The second half of the visioning event was a highly interactive exercise in which participants at themed tables refined the draft vision statements that were based on earlier input from our Working Committees.  Following our invited speakers' presentations, attendees at 20 round tables considered the draft vision themes that were included in the event program (http://www.chicagoareaplanning.org/news/pdf/visioning_program_9-12-07.pdf). Each table was assigned a particular theme, and divided into small teams to review and suggest modifications to each bullet point within this theme. Each small team then presented their modified bullet point to the entire table, and through a facilitated discussion, general consensus was reached at each table on the content of the overall theme. CMAP staff facilitators captured these inputs, which were quickly typed in and shown on a projection screen so that the entire room could view the results of each table's work.

Keypad polling devices were then used to let each attendee rate each theme statement.
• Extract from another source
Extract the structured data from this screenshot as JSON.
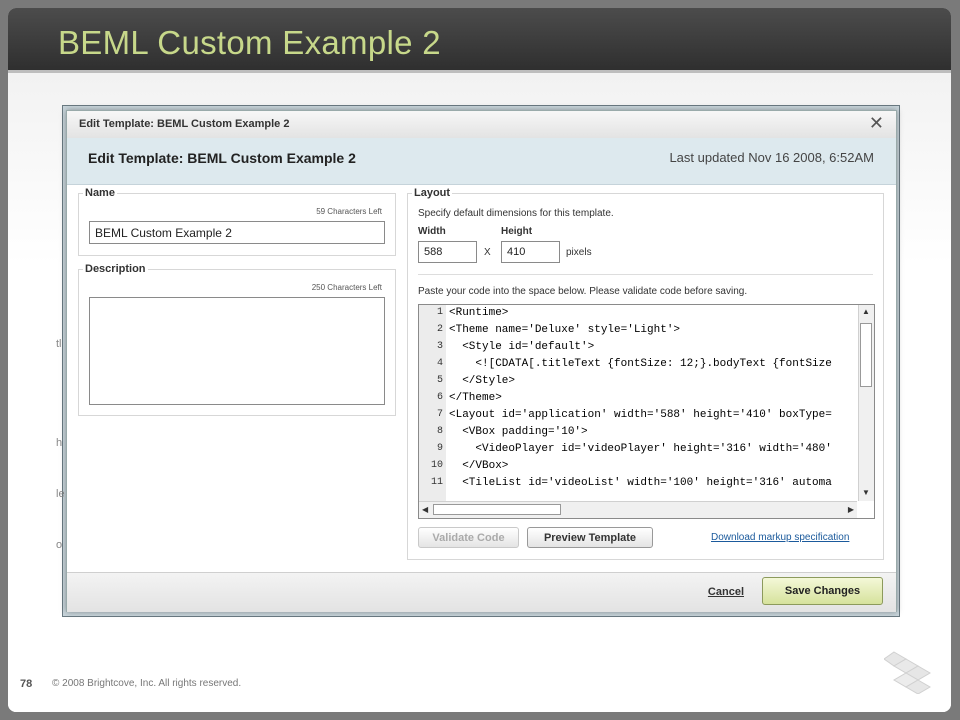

This technology, which we have used at past events as well, lets participants in large meetings vote anonymously and quickly on questions that are asked, with the results of the voting available instantaneously. The use of keypad polling gave participants and staff immediate feedback on how well the vision statements that were crafted met participants' expectations. Some theme statements that were developed at the event – most notably, on the topics of Environmental Health, Education and Workforce Development, Economic Competitiveness, and Quality of Life – received strong support from the audience as a whole. Other themes were more challenging, and require more work by us and our partners. (Please note, however, that this means only that attendees approved of how those themes were expressed and were not stating a preference for one theme over another.) We also gathered input about current aspects of the region that attendees consider most valuable, as well as collecting ideas about combining or grouping theme categories.

Our staff is now revising the vision themes based on the event's complex qualitative input (i.e., text written by participants and facilitators) and quantitative input (i.e., polling results) to develop new versions that will be reviewed by CMAP working committees in October. Also in October, we will post a web survey and create a comparable paper survey that will let any resident of the region rate and comment on the current vision themes. At the same time, CMAP staff will be meeting with stakeholders across the region to describe the draft vision and our process that will culminate next spring, when we will ask the CMAP Board and the MPO to endorse the regional vision. This document will guide the remainder of our work on the Regional Comprehensive Plan, leading to its publication in 2010.